Welcome to the Haunted Mansion v2.0 (Map)

Reviews
00:07, 17th Feb 2010 ap0calypse: Rejected
Level 2
Joined
Jan 22, 2010
Messages
4
This map came as a mixed blessing for me - I've been looking for a decent 1-player RPG to review for some time now, and this one snared my attention immediately. This map is, in fact, more than decent, this map is one of the first genuinely enjoyable RPGs I've happened across in a great while. The atmosphere is great, the story is easy to follow, and gameplay is simple, innovative and exciting - well, up to a point, but I'll get to that later.

As far as genre goes, I'd label this an adventure-horror game, with elements of strategy and puzzle-solving. You take control of Morning Star, a hardened vampire slayer who never speaks and who exhibits no discernable traces of personality. This reticence, however, is quite appropriate for a character who shares his name with a spiky Germanic mace; Morning Star tends to favour action over words, and makes for an agreeable silent protagonist.

The game begins in a spooky forest filled with spooky trees and the occasional spooky headless corpse. Upon arriving at a small village, the local peasantry hastily contract you to deal with a vampire, Count Sanguis, who has been preying on their humble settlement.

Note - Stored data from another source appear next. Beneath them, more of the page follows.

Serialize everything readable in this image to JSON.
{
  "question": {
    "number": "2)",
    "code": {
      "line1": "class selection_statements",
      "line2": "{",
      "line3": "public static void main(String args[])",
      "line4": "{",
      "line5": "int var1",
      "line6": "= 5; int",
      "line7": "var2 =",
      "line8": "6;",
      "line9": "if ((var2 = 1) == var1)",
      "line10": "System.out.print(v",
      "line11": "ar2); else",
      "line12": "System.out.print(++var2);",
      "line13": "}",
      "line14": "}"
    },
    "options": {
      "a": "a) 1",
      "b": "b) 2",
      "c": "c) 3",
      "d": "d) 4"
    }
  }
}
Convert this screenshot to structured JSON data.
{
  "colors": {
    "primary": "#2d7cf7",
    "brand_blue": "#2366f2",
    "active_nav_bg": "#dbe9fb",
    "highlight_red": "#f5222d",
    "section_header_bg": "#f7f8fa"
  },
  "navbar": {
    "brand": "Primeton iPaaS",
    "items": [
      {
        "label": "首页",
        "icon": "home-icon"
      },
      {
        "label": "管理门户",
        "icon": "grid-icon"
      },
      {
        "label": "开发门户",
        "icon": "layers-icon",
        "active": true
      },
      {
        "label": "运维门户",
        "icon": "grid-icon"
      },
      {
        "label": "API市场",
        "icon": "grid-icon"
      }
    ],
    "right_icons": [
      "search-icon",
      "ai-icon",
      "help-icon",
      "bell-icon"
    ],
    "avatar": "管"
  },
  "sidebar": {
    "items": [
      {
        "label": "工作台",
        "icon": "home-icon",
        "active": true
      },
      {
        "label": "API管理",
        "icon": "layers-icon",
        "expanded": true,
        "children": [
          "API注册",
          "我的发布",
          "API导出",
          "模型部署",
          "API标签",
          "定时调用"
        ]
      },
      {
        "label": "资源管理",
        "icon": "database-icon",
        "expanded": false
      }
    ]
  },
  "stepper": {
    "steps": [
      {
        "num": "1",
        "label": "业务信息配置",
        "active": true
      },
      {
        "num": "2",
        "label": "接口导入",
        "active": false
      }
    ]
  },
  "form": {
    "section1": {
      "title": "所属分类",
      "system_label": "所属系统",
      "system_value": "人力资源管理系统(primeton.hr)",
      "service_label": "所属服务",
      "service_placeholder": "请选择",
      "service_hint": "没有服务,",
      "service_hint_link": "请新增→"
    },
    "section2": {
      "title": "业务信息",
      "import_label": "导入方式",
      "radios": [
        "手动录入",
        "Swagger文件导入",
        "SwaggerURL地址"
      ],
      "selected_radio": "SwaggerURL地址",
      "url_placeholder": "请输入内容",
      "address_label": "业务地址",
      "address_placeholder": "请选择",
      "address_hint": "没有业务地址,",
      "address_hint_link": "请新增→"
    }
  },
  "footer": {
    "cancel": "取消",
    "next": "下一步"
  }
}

Count Sanguis, it transpires, resides in a haunted mansion situated a disturbingly short distance from the village itself.

Now, given the elements of a vampire count, a haunted mansion, and a setting that suddenly starts to feel suspiciously like northwestern Romania, it is understandable that one could simply change the name 'Morning Star' to 'Jonathan Harker' and just predict the rest of the plot. Still, in spite of lighting on familiar concepts, the author manages to weave a convincing and engaging story. It's not poetry, but it's one of very few RPGs I've played where the dialogue hasn't made me want to scratch my eyes out and send them into orbit with a 9-iron.

Welcome to the Haunted Mansion is one of those games that take the 'war' out of 'Warcraft', and by that I mean it tends to draw the focus away from standing next to a group of enemies and pummelling them until they fall over. Naturally, there are still enemies to be pummelled, but they require the player to pummel them in a certain way, or pummel them during a particular window of opportunity, or pummel them with a mind-controlled dog while trying to avoid being pummelled themselves. In a nutshell, the combat is fun. Not only that, but the fights are difficult enough to feel like a challenge without becoming frustrating.

And, in keeping with that last point, I was also pleased to note that not every situation in the game can be remedied with a ruthless dosage of pummel; there are items to be gathered and puzzles to be solved - one moment you might be fleeing from a zombie disco, the next cooking dinner for a hungry flesh monster.

But what really makes this game stand out is the atmosphere. This game is creepy. Like, seriously creepy. Until you start to get used to it, the tension inside the mansion will have you reflexively karate-chopping your keyboard every few seconds. Wind whistles through the stonework, doors slam shut behind you, and I must have passed that ghost in the corridor at least three times and EVERY SINGLE TIME it made me leap about a foot into the air (quite painful when you're sitting at a desk).

Well, this brings me to the point where I have to mention the biggest flaw I found in this map. It's probably not fair to call it a flaw - more of a bug. Anyway: during his final 'muhuhahah I am so evil and now I will end you and destroy everything wahey' speech, the very horror of Count Sanguis' words seemed to be too much for the game to handle, and it locked me permanently in cinematic mode. Demanding closure, I went into the World Editor to check the triggering - it appeared to be fine, I couldn't really understand what was going wrong - but I found that by changing the modified duration of Sanguis' transmissions from 'Add' to 'Set to' I could circumnavigate this problem and proceed with my vampire slaying.

Also, while dialogue buttons can be useful in helping me to make difficult choices, when I am presented with a single dialogue button and no other options I sort of feel as though there isn't much of a choice to make. And, while I love the idea of using torches to light dark areas, giving the player a single 999-charge undroppable torch just makes it a chore. Perhaps if the torches were scattered about the complex, and Morning Star had to hastily retrieve them ere he was consumed by darkness...

In conclusion, aside from a few technical issues and some minor design faults, this is one of the most entertaining maps I've ever played. It's original, it's frightening, and mashing zombies beneath the wheels of a huge mechanical kill-mobile is just awesome.

Absolutely worth downloading and playing.